Fossils of this subfamily have been found in the layers of upper Pliensbachian - lower Bajocian age. Distribution for subfamily is worldwide. All genera have been found in northern hemisphere, but only fossils of Harpoceras, Osperleioceras and Polyplectus comes also from southern hemisphere.

==Timeline and evolution==
If Protogrammoceratinae shall be considered a valid subfamily, then Harpoceratinae might be of polyphyletic origin with at least 2 main lineages, both evolving from Protogrammoceratinae. First one started in upper Pliensbachian (Spinatum zone) when Tiltoniceras evolved from Lioceratoides, or Protogrammoceras.

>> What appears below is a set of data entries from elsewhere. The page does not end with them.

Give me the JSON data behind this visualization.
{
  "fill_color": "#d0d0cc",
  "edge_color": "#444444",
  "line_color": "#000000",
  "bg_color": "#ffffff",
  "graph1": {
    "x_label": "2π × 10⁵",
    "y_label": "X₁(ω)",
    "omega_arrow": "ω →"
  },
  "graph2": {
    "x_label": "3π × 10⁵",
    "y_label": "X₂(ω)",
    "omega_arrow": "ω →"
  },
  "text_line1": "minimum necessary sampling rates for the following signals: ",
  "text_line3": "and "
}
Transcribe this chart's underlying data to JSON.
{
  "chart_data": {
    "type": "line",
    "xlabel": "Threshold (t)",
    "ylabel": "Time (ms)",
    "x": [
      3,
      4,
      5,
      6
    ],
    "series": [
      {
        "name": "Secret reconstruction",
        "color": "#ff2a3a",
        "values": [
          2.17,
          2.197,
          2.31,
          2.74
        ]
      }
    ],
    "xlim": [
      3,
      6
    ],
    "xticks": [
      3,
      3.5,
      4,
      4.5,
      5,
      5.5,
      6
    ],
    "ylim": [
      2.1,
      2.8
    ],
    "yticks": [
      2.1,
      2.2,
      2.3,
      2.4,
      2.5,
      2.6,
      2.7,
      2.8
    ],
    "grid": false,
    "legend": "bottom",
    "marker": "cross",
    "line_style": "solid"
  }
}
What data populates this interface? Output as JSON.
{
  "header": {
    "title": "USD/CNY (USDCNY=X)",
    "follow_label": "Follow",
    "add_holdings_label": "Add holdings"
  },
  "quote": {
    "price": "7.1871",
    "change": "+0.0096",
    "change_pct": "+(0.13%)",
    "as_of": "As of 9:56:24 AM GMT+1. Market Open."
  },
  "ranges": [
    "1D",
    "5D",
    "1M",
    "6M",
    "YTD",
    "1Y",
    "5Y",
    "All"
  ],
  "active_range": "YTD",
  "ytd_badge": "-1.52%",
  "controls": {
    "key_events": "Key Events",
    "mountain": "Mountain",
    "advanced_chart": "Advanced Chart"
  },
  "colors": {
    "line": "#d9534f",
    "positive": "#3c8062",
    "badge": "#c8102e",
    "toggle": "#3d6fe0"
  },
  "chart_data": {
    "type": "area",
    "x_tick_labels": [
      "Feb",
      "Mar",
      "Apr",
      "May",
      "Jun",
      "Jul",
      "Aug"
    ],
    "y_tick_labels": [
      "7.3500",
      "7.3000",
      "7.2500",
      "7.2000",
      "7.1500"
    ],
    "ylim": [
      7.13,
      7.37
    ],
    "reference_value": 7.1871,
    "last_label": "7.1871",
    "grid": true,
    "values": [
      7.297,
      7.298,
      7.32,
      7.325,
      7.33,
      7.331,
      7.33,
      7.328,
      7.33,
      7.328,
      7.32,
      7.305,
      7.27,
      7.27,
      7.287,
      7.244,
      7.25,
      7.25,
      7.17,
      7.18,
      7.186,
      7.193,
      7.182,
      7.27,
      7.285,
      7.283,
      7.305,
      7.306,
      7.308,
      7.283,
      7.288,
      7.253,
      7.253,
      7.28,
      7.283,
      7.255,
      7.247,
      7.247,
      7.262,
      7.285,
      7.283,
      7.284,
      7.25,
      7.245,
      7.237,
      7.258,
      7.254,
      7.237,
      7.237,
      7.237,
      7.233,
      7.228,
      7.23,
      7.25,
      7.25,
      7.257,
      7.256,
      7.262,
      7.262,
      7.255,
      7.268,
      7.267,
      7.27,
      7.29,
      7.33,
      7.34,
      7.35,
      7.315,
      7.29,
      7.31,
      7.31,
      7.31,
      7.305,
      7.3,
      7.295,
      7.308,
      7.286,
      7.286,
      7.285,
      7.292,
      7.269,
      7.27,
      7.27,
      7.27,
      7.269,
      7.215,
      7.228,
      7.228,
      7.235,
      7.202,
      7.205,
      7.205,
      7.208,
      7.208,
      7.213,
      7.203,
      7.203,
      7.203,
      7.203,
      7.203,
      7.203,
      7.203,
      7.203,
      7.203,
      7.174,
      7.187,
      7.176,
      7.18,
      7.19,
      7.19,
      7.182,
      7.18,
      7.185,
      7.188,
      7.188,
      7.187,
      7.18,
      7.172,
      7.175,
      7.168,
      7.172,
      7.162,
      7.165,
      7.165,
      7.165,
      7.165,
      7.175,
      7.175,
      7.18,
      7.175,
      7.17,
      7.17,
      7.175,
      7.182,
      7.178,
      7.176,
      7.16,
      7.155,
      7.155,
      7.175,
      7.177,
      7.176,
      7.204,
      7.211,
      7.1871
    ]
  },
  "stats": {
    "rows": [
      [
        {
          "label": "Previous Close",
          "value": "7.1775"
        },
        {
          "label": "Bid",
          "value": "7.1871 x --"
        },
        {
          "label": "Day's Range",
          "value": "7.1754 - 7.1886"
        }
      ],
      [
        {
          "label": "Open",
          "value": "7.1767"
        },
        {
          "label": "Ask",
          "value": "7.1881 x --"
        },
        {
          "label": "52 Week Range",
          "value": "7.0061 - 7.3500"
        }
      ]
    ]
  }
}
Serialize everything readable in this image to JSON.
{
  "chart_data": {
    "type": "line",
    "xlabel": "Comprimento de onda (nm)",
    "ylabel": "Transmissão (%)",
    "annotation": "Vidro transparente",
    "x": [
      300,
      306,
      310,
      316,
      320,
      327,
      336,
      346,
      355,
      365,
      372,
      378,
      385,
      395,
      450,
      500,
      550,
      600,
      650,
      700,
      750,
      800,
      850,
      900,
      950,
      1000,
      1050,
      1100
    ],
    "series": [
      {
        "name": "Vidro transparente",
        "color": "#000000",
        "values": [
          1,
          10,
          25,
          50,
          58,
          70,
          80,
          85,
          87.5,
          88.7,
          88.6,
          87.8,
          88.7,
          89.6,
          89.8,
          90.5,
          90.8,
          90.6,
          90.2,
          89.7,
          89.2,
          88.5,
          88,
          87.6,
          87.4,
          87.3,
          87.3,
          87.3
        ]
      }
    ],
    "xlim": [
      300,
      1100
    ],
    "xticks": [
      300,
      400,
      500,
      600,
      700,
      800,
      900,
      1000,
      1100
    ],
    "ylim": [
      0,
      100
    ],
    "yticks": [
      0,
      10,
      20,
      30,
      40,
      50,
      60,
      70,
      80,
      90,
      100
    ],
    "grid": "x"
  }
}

In Toarcian, during lower part of Exaratum subzone of Falciferum zone it evolved into Eleganticeras, which soon gave rise to Cleviceras. Polyplectus evolved from this genera.

Second lineage originated from Protogrammoceras, which has been predecessor for Harpoceras. Three genera evolved from this genus - Osperleioceras (from Harpoceras subplanatum), Ovaticeras (from Harpoceras falciferrum) and Pseudolioceras (probably also from Harpoceras falciferrum). Pseudolioceras is the only known member of this subfamily that lived also in middle Jurassic. Last common ancestor of both these lineages might have been Protogrammoceras that lived in Spinatum zone of Pliensbachian or sooner. Some authors (Knyazev et al., 2007) does not recognize validity of Cleviceras and place its species still in Harpoceras, while they considers Harpoceras falciferrum to be descended from Harpoceras exaratum (in most of recent literature is this species member of genus Cleviceras). Origin of the remaining 2 genera is probably unknown. Taffertia lived in Falciferrum zone of early Toarcian (maybe only in Exaratum subzone). Sphenarpites is known from single specimen that comes from early Toarcian.

Approximate timeline of Harpoceratinae genera. Sphenarpites is not shown, as its occurrence in time is not exactly known (it is lower Toarcian). Taffertia might have died out in Exaratum subzone which, if true, would mean it would have only about 1/3 of existence time.